Comparison on 10 sentences¶
| Sentence | Custom BPE tokens | o200k_base tokens |
Ratio |
|---|---|---|---|
the cat sat |
2 | 3 | 0.67x |
ChatGPT-4o mini costs ₹0.15 per 1M input tokens. |
49 | 18 | 2.72x |
SKU-A17 ships in 2-3 days. |
25 | 11 | 2.27x |
getUserById_v2(user_id=42) |
26 | 11 | 2.36x |
नमस्ते दुनिया |
37 | 5 | 7.40x |
Mixed Hindi-English price ₹499 only today! |
43 | 9 | 4.78x |
email me at gaurav@example.com |
27 | 7 | 3.86x |
Version v2.1.0-beta released |
27 | 9 | 3.00x |
😀👍 works? |
15 | 4 | 3.75x |
Line one\nLine two\nLine three |
24 | 8 | 3.00x |
What this shows¶
- In-domain text compresses well.
the cat satbecomes 2 tokens because the toy corpus taught merges likethe catandsat. - Everything else fragments fast. Product names, code, prices, email addresses, emojis, and mixed-script text fall back toward raw bytes.
- Multilingual text is where the gap becomes brutal.
नमस्ते दुनियाbecomes 37 tokens in the toy tokenizer versus 5 in the production tokenizer.
Why production tokenizers win¶
- They are trained on massive, diverse corpora.
- They learn merges for common words, code patterns, punctuation habits, emojis, and multilingual byte sequences.
- They are tuned for deployment workloads, not one tiny local corpus.
Token cost takeaway¶
If your tokenizer turns one user string into 3x-7x more tokens, you pay for it everywhere:
- longer prompts,
- slower attention,
- higher memory use,
- worse batching,
- and earlier truncation.
Tokenizer mismatch risk¶
This is the practical lesson for AI engineering work:
- If you chunk documents with one tokenizer and serve with another, chunk budgets drift.
- If you estimate prompt cost with word counts instead of deployment-token counts, your latency math lies.
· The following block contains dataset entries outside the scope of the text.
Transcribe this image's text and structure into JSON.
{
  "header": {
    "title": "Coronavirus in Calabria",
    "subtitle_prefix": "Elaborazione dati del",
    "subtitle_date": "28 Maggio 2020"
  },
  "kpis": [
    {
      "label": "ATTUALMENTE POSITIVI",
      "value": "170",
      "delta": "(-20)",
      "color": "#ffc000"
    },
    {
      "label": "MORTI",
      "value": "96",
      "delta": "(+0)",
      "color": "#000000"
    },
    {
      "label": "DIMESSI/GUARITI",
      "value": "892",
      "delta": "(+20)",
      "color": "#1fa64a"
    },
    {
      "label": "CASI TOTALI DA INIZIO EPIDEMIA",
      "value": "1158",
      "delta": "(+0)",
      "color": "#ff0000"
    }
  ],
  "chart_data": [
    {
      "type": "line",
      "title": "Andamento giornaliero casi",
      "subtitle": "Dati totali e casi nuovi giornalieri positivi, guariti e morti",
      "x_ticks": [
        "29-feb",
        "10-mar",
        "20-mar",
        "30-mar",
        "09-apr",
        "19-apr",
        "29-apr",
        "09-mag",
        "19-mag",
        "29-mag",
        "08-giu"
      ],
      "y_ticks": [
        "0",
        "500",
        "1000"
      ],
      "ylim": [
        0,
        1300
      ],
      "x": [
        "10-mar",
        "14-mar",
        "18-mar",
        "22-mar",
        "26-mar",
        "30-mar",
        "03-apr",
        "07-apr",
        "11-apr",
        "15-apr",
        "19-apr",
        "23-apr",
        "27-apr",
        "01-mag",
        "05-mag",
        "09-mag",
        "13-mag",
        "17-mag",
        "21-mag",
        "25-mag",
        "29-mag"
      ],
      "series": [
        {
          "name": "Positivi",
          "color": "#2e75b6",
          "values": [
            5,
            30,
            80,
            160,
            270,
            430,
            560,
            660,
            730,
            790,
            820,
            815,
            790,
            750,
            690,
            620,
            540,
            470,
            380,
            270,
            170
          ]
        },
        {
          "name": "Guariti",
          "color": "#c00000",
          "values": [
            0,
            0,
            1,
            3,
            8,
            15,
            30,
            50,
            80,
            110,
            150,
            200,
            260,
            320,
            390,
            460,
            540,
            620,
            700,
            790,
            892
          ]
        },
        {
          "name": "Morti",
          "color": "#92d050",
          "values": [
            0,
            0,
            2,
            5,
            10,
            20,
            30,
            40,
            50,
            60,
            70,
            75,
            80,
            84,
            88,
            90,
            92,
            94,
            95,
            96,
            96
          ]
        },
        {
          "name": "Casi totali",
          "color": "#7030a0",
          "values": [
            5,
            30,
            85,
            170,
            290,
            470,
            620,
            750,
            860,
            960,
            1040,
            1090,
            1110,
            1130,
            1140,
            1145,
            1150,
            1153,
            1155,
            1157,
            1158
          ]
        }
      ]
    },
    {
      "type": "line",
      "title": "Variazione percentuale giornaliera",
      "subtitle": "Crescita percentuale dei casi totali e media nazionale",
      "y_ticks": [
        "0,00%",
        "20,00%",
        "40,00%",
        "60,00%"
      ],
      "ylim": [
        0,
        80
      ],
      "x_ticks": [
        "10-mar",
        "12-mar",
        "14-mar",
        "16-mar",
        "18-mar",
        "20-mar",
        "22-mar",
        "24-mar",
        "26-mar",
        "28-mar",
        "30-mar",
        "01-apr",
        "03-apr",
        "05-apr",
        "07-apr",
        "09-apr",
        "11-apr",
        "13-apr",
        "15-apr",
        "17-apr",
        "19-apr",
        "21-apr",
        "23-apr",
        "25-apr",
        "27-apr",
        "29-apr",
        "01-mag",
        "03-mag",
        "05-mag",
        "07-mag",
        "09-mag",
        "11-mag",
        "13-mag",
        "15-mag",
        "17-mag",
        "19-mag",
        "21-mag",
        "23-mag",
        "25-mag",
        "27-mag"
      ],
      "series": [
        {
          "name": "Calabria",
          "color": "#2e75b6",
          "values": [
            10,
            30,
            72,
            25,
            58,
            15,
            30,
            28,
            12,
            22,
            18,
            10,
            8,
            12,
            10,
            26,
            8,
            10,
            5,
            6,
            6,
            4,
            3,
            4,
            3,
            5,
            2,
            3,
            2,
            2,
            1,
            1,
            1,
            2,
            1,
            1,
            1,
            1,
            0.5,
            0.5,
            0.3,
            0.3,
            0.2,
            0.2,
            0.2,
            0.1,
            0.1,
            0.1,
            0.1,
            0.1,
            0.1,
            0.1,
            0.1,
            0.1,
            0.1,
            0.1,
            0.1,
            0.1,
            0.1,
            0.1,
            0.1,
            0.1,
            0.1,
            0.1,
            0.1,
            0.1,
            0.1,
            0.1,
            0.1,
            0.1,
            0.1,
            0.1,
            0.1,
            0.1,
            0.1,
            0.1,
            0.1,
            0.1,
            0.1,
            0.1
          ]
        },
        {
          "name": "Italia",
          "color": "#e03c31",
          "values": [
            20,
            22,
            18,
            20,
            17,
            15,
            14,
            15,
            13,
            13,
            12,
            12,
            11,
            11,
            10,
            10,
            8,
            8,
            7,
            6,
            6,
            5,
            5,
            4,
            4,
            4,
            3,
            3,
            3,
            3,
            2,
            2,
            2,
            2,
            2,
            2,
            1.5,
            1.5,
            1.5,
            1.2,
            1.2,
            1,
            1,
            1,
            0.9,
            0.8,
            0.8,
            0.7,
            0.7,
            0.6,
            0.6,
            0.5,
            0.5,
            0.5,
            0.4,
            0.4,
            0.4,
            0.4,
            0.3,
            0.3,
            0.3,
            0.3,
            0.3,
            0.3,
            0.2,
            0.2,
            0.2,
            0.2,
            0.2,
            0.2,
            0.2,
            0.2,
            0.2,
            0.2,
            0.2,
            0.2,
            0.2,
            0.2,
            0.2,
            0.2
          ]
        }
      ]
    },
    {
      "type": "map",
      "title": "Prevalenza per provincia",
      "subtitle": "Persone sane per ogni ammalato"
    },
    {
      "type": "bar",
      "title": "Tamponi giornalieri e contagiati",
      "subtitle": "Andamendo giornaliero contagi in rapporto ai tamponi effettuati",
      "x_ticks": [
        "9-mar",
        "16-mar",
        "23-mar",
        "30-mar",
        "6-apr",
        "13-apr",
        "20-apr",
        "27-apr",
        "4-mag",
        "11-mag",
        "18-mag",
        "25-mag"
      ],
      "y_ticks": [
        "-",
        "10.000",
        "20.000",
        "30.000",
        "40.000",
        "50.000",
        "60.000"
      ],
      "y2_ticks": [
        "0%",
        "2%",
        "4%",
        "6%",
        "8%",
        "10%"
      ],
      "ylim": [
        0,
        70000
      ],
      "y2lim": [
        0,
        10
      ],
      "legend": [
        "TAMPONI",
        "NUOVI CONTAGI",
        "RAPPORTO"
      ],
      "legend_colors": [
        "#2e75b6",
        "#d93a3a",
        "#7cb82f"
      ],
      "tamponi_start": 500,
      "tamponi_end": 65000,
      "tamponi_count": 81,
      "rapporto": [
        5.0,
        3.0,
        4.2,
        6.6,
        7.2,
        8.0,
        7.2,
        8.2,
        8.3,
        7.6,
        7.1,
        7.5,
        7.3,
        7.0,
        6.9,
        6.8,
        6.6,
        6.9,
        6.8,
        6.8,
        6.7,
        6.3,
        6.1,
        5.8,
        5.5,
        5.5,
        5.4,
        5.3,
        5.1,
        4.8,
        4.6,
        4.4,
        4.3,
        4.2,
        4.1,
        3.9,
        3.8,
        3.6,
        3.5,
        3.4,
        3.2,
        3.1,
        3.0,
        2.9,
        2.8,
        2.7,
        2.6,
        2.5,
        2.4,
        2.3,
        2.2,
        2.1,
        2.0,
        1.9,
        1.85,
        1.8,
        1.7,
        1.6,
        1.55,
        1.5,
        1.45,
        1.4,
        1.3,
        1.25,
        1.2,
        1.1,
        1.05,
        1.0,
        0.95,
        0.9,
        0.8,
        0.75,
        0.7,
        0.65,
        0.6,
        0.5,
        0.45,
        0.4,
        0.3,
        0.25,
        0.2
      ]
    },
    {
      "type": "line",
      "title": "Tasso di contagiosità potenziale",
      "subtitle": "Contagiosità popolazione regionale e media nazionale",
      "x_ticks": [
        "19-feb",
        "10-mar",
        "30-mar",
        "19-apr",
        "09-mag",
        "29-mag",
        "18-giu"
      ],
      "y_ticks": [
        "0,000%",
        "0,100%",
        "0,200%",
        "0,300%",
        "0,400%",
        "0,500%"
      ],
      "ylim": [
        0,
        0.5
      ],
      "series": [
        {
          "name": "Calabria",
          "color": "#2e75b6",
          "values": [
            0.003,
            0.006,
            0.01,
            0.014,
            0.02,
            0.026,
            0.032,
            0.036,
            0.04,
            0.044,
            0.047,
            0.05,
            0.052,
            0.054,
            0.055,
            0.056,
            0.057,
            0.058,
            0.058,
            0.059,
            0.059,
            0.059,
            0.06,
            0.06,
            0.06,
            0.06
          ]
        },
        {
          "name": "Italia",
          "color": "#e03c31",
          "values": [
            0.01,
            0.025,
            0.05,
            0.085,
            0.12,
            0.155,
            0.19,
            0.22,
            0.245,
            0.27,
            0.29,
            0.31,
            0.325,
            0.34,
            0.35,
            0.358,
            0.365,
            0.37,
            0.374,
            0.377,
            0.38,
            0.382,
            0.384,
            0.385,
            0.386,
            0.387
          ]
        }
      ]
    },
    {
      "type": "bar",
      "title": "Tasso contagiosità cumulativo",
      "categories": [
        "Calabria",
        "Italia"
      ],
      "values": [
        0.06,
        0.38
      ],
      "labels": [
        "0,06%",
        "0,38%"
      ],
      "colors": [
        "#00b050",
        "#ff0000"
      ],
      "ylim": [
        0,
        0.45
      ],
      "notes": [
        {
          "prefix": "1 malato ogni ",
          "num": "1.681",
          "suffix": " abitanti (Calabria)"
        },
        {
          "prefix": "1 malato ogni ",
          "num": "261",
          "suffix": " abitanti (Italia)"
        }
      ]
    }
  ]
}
- If you evaluate only on in-domain English text, you miss failure modes on code, SKUs, prices, Hindi, and emoji-heavy chat.
Bottom line¶
The custom tokenizer is correct and lossless. But it is not production-grade because the training corpus is too small and too narrow. That gap is exactly why tokenizer choice affects cost, recall, and model behavior upstream of attention.